In terms of American political dynasties, the Bushes are
about as good as it gets. And, with apologies to the remarkable former governor
of Florida, nobody is clamoring for another one. If we end up with a George P.
Bush vs. Chelsea Clinton election 20 years hence, we will have failed in some
important way.
Political offices should not be handed down through
families like heirlooms, or bequeathed to wives like life-insurance benefits.

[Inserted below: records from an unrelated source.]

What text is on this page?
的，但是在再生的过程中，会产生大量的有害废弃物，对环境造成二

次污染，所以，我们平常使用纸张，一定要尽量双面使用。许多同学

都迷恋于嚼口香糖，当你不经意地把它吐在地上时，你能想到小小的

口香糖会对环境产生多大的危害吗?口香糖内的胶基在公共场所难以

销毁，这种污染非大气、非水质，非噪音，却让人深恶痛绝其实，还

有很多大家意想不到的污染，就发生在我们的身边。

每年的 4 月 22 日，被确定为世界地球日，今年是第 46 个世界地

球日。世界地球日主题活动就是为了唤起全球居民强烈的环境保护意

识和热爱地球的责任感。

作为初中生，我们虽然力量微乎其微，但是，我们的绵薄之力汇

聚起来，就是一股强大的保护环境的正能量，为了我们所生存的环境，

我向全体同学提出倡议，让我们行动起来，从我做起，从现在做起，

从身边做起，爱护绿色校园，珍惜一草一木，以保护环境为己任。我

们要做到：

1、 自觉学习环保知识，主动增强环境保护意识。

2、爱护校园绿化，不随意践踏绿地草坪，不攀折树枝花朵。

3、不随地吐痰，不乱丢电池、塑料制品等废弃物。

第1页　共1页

About 50 widows have been elected or appointed to their late husbands’ House
and Senate seats over the years. They have not, for the most part, been a
terribly impressive group, though Mary Bono Mack was a reliable legislator who
might have remained in office had she not been married to what her
rainbow-bedecked Palm Springs constituents considered the wrong half of Sonny
and Cher.
Wives ascending to their husbands’ congressional offices
have, for the most part, had the decency to wait until they died, but not so
Deborah Dingell, who takes over her husband’s former seat in January. John
Dingell Jr., the longest-serving member of Congress in history, has been
representing environs west of Detroit for nearly 60 years, since the Eisenhower
administration. (The vagaries of redistricting have put him in three different
districts over the years.) He inherited the seat from his father, John Dingell
Sr., who was elected to it in 1932. Mrs. Dingell, who was in diapers when her
husband was first elected to the House, just turned 61 a few days ago, and
appears to be in excellent health. If she serves 18 years in the House — a
fraction of what her husband did — then the Dingells will have had a
stranglehold on the office for a century. Dingell rule, which already has
lasted longer than did the Austro-Hungarian Empire, will have lived longer than
did the Aztec Empire.
If the case for dynasties is the Bush family, then the
case against starts with the Gores — Senior was a sleazy Possum Hollow
bamboozler, and Junior is Junior — and proceeds inevitably toward Herself, the
unsanctified junior senator from New York. The career of our recently retired
secretary of state has been an odd one: a feminist icon whose main role in life
has been that of accessory to her husband, whose understanding of sex roles is
as thoroughly traditional as Warren G. Harding’s. Jeb and George W. Bush may
have been born into political dynasties, but each proved himself as an
excellent governor before seeking the White House or contemplating it. Herself,
on the other hand, has had many opportunities to show her quality: in the
Senate, where she was a mediocrity, and as secretary of state, where she
presided over the serial disasters of the Obama administration’s foreign
policy.
You might think that she couldn’t do any worse than the
current administration, but consider this: When John Dingell Jr. first came to
office, Detroit was by some measures the most prosperous city in the world.
Leadership matters, and so does its absence. The Democratic front-runner caused
a scandal many years ago by sneering at women who “stayed home and baked
cookies and had teas.” For the sake of the country, let us hope that her future
plans are less White House and more Toll House.